ISBN: 978-1-118-77065-8
304 pages
June 2015, ©2014
Introduction to Computational Contact Mechanics: A Geometrical Approach (111877065X) cover image

Description

Introduction to Computational Contact Mechanics: A Geometrical Approach covers the fundamentals of computational contact mechanics and focuses on its practical implementation. Part one of this textbook focuses on the underlying theory and covers essential information about differential geometry and mathematical methods which are necessary to build the computational algorithm independently from other courses in mechanics. The geometrically exact theory for the computational contact mechanics is described in step-by-step manner, using examples of strict derivation from a mathematical point of view. The final goal of the theory is to construct in the independent approximation form /so-called covariant form, including application to high-order and isogeometric finite elements.
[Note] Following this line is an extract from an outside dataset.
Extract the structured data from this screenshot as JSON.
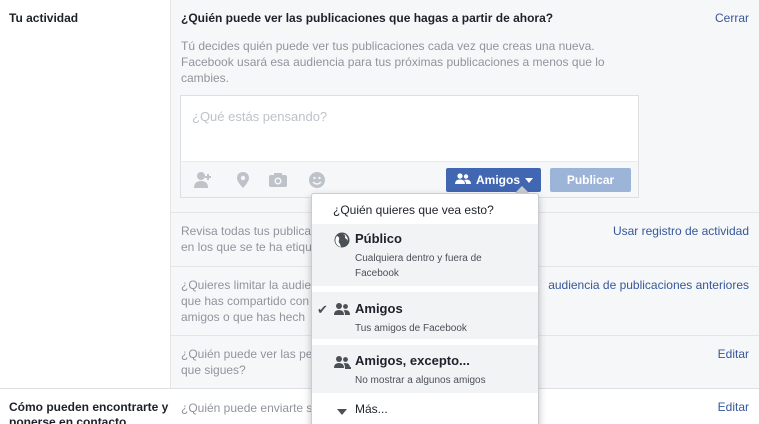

The second part of a book is a practical guide for programming of contact elements and is written in such a way that makes it easy for a programmer to implement using any programming language. All programming examples are accompanied by a set of verification examples allowing the user to learn the research verification technique, essential for the computational contact analysis.

Key features:

  • Covers the fundamentals of computational contact mechanics
  • Covers practical programming, verification and analysis of contact problems
  • Presents the geometrically exact theory for computational contact mechanics
  • Describes algorithms used in well-known finite element software packages
  • Describes modeling of forces as an inverse contact algorithm
  • Includes practical exercises
  • Contains unique verification examples such as the generalized Euler formula for a rope on a surface, and the impact problem and verification of thå percussion center
  • Accompanied by a website hosting software
Introduction to Computational Contact Mechanics: A Geometrical Approach is an ideal textbook for graduates and senior undergraduates, and is also a useful reference for researchers and practitioners working in computational mechanics.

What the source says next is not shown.